Legislação promulgada pela ALMG impõe uso obrigatório de focinheira e identificação para raças consideradas potencialmente perigosas. Multas para tutores em casos de lesão corporal grave podem superar os R$ 16 mil, visando aumentar a segurança pública em áreas urbanas em 2026.
Belo Horizonte/MG — Minas Gerais consolidou, nesta semana, uma das legislações mais rígidas do país no que tange à posse e condução de animais domésticos. A Lei Estadual nº 25.165, que atualiza normas de 2006, estabelece um novo protocolo de segurança para a convivência com cães de grande porte em espaços públicos. A medida surge como resposta ao aumento de incidentes graves envolvendo ataques em parques e calçadas, colocando a responsabilidade civil e financeira diretamente sobre os tutores.
Principais Mudanças e Raças Afetadas
A nova norma foca em raças que possuem força física e mordedura consideradas de alto impacto. Estão no radar principal: Pit Bull, Rottweiler, Dobermann e Fila Brasileiro.
- Equipamentos de Segurança: O uso da focinheira torna-se item obrigatório para a circulação desses cães em qualquer via pública ou local de livre acesso. A coleira deve obrigatoriamente conter uma placa de identificação com dados de contato atualizados do responsável.
- Proibição Específica: Um dos pontos mais polêmicos é a proibição da procriação e da entrada de novos cães da raça Pit Bull no estado, visando a redução gradual da população da raça em solo mineiro.
- Perfil do Condutor: Fica terminantemente proibida a condução desses animais por menores de 18 anos em locais públicos, garantindo que o responsável tenha capacidade física e jurídica para controlar o animal.
Penalidades e Rigor Financeiro
O texto legislativo prevê punições graduais que buscam desestimular a negligência:
- Fiscalização de Rotina: Passear com o animal sem os equipamentos exigidos pode gerar multa imediata superior a R$ 553.
- Incidentes com Vítimas: Em casos de ataques que resultem em ferimentos, a multa base sobe para R$ 5,5 mil.
- Casos Graves: Se o ataque resultar em lesão corporal grave (confirmada por laudo médico), o tutor enfrentará uma sanção administrativa que ultrapassa os R$ 16 mil, sem prejuízo das sanções penais por omissão de cautela ou lesão corporal culposa/dolosa.

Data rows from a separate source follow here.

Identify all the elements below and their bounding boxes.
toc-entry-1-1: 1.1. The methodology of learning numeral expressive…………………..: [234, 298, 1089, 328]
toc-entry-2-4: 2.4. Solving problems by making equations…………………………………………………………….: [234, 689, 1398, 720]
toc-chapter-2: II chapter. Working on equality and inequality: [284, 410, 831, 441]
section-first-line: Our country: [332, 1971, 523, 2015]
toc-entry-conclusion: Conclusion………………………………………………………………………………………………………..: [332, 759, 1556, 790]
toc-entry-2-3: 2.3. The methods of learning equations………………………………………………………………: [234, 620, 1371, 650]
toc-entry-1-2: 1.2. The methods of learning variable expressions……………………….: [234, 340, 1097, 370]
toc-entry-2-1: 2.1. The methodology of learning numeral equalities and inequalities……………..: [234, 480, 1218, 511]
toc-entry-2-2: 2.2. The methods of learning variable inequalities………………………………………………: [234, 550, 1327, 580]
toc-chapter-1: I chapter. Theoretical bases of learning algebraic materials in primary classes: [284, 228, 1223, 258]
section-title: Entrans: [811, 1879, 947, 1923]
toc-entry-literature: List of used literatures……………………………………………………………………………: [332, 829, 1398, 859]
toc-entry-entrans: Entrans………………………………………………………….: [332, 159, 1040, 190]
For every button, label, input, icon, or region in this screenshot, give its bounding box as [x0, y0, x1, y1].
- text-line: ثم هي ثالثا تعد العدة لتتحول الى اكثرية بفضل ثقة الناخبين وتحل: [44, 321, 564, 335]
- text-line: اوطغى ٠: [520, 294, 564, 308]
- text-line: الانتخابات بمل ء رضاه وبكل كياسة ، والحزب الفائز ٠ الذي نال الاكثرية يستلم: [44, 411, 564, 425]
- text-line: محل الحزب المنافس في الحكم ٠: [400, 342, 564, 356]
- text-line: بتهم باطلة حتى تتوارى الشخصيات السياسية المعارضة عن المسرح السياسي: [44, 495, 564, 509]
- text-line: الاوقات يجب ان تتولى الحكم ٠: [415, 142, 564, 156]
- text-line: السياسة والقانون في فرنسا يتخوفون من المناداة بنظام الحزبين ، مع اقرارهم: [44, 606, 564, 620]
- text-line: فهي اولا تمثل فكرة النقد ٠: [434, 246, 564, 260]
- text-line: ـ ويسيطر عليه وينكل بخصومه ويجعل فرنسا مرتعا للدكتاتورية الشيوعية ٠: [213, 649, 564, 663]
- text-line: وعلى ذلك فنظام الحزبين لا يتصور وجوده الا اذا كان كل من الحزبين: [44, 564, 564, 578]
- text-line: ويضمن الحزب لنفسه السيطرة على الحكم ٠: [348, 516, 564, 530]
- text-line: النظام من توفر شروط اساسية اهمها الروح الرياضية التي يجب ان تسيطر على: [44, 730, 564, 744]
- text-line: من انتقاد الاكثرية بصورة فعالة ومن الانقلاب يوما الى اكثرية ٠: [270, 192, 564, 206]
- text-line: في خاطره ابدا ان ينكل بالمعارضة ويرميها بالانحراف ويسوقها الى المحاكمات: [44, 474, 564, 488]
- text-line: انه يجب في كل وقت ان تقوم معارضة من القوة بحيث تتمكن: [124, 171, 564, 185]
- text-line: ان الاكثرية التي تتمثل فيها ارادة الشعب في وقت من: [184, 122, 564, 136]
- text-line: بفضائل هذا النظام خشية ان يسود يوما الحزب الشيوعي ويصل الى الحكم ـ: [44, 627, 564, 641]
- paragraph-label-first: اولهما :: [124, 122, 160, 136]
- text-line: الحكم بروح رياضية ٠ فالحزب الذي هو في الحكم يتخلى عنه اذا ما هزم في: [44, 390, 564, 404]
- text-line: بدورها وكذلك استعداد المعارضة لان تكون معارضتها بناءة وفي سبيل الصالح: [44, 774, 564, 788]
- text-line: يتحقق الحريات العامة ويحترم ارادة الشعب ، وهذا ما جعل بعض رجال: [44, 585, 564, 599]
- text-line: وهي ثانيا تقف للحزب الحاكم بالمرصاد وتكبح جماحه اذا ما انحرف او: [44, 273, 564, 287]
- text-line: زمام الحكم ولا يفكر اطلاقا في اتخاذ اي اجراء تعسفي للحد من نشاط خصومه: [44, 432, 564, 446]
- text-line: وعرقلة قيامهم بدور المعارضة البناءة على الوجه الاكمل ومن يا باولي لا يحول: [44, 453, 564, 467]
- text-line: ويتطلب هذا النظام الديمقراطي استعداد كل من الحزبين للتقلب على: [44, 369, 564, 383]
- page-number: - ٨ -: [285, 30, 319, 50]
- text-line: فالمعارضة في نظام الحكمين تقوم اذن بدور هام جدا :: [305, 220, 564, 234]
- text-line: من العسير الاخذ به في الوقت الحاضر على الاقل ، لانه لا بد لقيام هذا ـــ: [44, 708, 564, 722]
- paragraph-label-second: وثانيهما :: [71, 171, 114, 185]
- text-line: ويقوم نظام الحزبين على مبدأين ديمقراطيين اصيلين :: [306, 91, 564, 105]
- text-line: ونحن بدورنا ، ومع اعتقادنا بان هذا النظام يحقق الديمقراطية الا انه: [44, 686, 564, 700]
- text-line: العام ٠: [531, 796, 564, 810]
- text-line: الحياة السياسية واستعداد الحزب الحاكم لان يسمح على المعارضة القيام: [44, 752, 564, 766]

Impacto na Comunidade e Debate
A promulgação da lei, de autoria do deputado Eduardo Azevedo (PL), ocorreu após o projeto ser aprovado pela Assembleia Legislativa (ALMG) e o governo estadual não se manifestar dentro do prazo de sanção. A justificativa oficial pauta-se na proteção de grupos vulneráveis, como crianças e idosos, que frequentemente são vítimas fatais ou sofrem sequelas irreversíveis em ataques caninos.
Por outro lado, associações de proteção animal e adestradores ponderam que a “criminalização” de raças específicas pode esconder o verdadeiro problema: a falta de adestramento e o manejo irresponsável por parte dos donos. Independentemente do debate acadêmico, a fiscalização em Arcos e demais cidades mineiras deve ser intensificada pelos órgãos municipais e pela Polícia Militar para garantir o cumprimento imediato das novas regras.